At the Parque Lleras, the park in the square, partyers drink Club Colombia beer as vendors entice them with empanadas and other street food. But there's no need for BYOB, because the many open-air bars surrounding the park are literally giving the drinks away. When my friend Daphne and I order two caipirinhas at Barcelona, the waiter insists that we take advantage of the three-for-one drink special.

Daphne and I observe the mayhem from the patio, comforted by the presence of police officers on several blocks.

Not long ago the mayhem on Medellin's streets was controlled by notorious drug lord Pablo Escobar. In the 1980s and '90s, Medellin was the largest cocaine producer in the world, and Escobar guarded his empire so ferociously that the city became one of the most dangerous in Latin America.

Escobar is long gone, brought down by police in a 1993 gun battle as dramatic as his life. In the past decade, new parks, museums, libraries and hotels have opened in Colombia's second-largest city. Cable cars have been extended up to a mountain with a new nature preserve. Famed sculptor and painter Fernando Botero, a Medellin native, donated more than 1,000 of his works, plus pieces from his personal collection of contemporary art, to the Museo de Antioquia. Last year, Spirit Airlines launched nonstop flights from Fort Lauderdale to Medellin.

That's not to say that the city doesn't struggle to maintain the progress it has made in recent years. Violence has not been wiped out, as gangs compete for territory in parts of the city, making some neighborhoods off-limits. The U.S. State Department issued an updated travel warning last week, saying that violent crime is up in some major Colombian cities, including Medellin.

But Colombia is no longer the pariah of Latin America. Kidnappings have decreased. And the epicenter of the drug war seems to have moved north.

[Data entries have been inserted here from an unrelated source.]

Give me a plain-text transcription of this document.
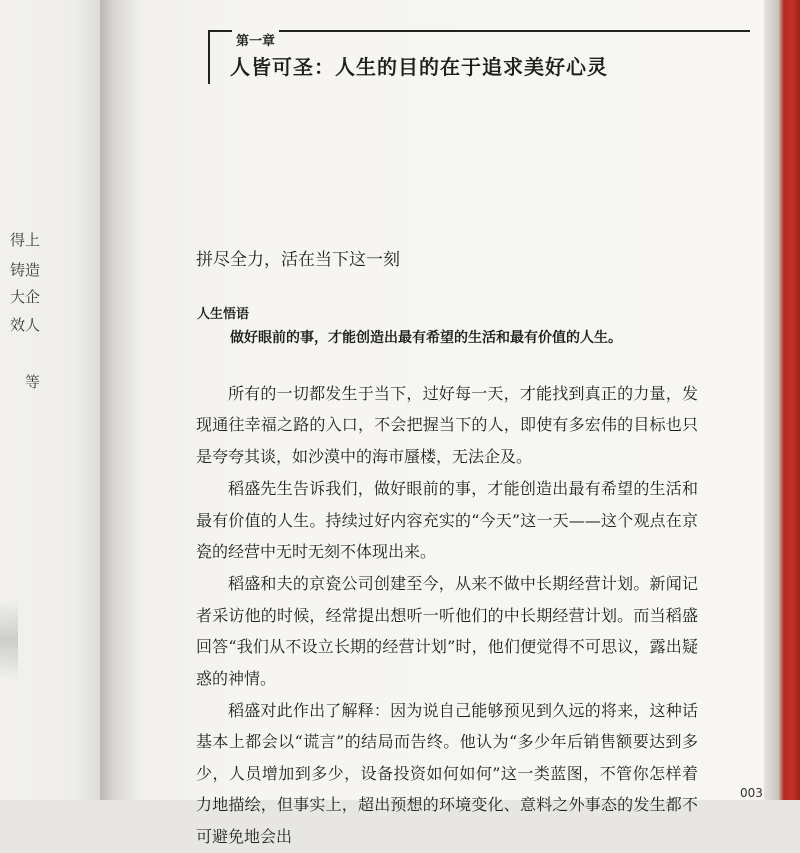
得上
铸造
大企
效人
等
第一章
人皆可圣：人生的目的在于追求美好心灵
拼尽全力，活在当下这一刻
人生悟语
做好眼前的事，才能创造出最有希望的生活和最有价值的人生。

所有的一切都发生于当下，过好每一天，才能找到真正的力量，发现通往幸福之路的入口，不会把握当下的人，即使有多宏伟的目标也只是夸夸其谈，如沙漠中的海市蜃楼，无法企及。

稻盛先生告诉我们，做好眼前的事，才能创造出最有希望的生活和最有价值的人生。持续过好内容充实的“今天”这一天——这个观点在京瓷的经营中无时无刻不体现出来。

稻盛和夫的京瓷公司创建至今，从来不做中长期经营计划。新闻记者采访他的时候，经常提出想听一听他们的中长期经营计划。而当稻盛回答“我们从不设立长期的经营计划”时，他们便觉得不可思议，露出疑惑的神情。

稻盛对此作出了解释：因为说自己能够预见到久远的将来，这种话基本上都会以“谎言”的结局而告终。他认为“多少年后销售额要达到多少，人员增加到多少，设备投资如何如何”这一类蓝图，不管你怎样着力地描绘，但事实上，超出预想的环境变化、意料之外事态的发生都不可避免地会出

003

Though I've visited Colombia before - my father is Colombian and I have lots of relatives there - I'd never been to Medellin. But when Daphne and I decided to spend 21/2 weeks traveling through Colombia, we couldn't resist checking out the country's most notorious city. On our way from Cartagena to Bogota, we decided to make a stop in the City of Eternal Spring.

Upstairs, downstairs

I'm afraid to look down. We're on our way to Parque Arvi, a new ecological playground on a mountaintop, riding in a cable car that soars high above the slums that Escobar had built along the side of one of the mountains that ring Medellin.

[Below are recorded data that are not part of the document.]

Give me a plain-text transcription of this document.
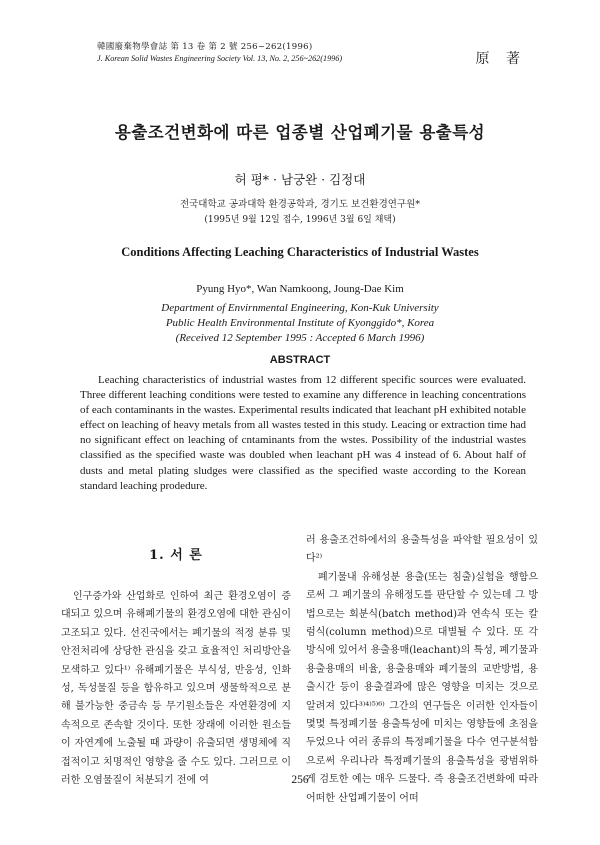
韓國廢棄物學會誌 第 13 卷 第 2 號 256~262(1996)

J. Korean Solid Wastes Engineering Society Vol. 13, No. 2, 256~262(1996)	原 著
용출조건변화에 따른 업종별 산업폐기물 용출특성

허 평* · 남궁완 · 김정대

전국대학교 공과대학 환경공학과, 경기도 보건환경연구원*

(1995년 9월 12일 접수, 1996년 3월 6일 채택)

Conditions Affecting Leaching Characteristics of Industrial Wastes

Pyung Hyo*, Wan Namkoong, Joung-Dae Kim

Department of Envirnmental Engineering, Kon-Kuk University
Public Health Environmental Institute of Kyonggido*, Korea
(Received 12 September 1995 : Accepted 6 March 1996)
ABSTRACT

Leaching characteristics of industrial wastes from 12 different specific sources were evaluated. Three different leaching conditions were tested to examine any difference in leaching concentrations of each contaminants in the wastes. Experimental results indicated that leachant pH exhibited notable effect on leaching of heavy metals from all wastes tested in this study. Leacing or extraction time had no significant effect on leaching of cntaminants from the wstes. Possibility of the industrial wastes classified as the specified waste was doubled when leachant pH was 4 instead of 6. About half of dusts and metal plating sludges were classified as the specified waste according to the Korean standard leaching prodedure.

1. 서 론

인구증가와 산업화로 인하여 최근 환경오염이 증대되고 있으며 유해폐기물의 환경오염에 대한 관심이 고조되고 있다. 선진국에서는 폐기물의 적정 분류 및 안전처리에 상당한 관심을 갖고 효율적인 처리방안을 모색하고 있다¹⁾ 유해폐기물은 부식성, 반응성, 인화성, 독성물질 등을 함유하고 있으며 생물학적으로 분해 불가능한 중금속 등 무기원소들은 자연환경에 지속적으로 존속할 것이다. 또한 장래에 이러한 원소들이 자연계에 노출될 때 과량이 유출되면 생명체에 직접적이고 치명적인 영향을 줄 수도 있다. 그러므로 이러한 오염물질이 처분되기 전에 여

러 용출조건하에서의 용출특성을 파악할 필요성이 있다²⁾

폐기물내 유해성분 용출(또는 침출)실험을 행함으로써 그 폐기물의 유해정도를 판단할 수 있는데 그 방법으로는 회분식(batch method)과 연속식 또는 칼럼식(column method)으로 대별될 수 있다. 또 각 방식에 있어서 용출용매(leachant)의 특성, 폐기물과 용출용매의 비율, 용출용매와 폐기물의 교반방법, 용출시간 등이 용출결과에 많은 영향을 미치는 것으로 알려져 있다³⁾⁴⁾⁵⁾⁶⁾ 그간의 연구들은 이러한 인자들이 몇몇 특정폐기물 용출특성에 미치는 영향들에 초점을 두었으나 여러 종류의 특정폐기물을 다수 연구분석함으로써 우리나라 특정폐기물의 용출특성을 광범위하게 검토한 예는 매우 드물다. 즉 용출조건변화에 따라 어떠한 산업폐기물이 어떠

256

The cable cars were originally built to connect Medellin's poorest neighborhoods to the rest of the city, but they've drawn tourists with their spectacular views. In February, the city extended the original cable car line from Santo Domingo Savio, which has struggled with drug violence, to Parque Arvi. Santo Domingo is the site of one of the many libraries that former mayor Sergio Fajardo had built to revitalize neighborhoods throughout the city. Designed by architect Giancarlo Mazzanti, the black three-building complex stands out on the mountain slope.

Toward the end of the 15-minute ride, we go from traveling on an incline above houses to gliding in a straight line above a forest. We feel like characters in "Return of the Jedi." Where are the Ewoks hiding?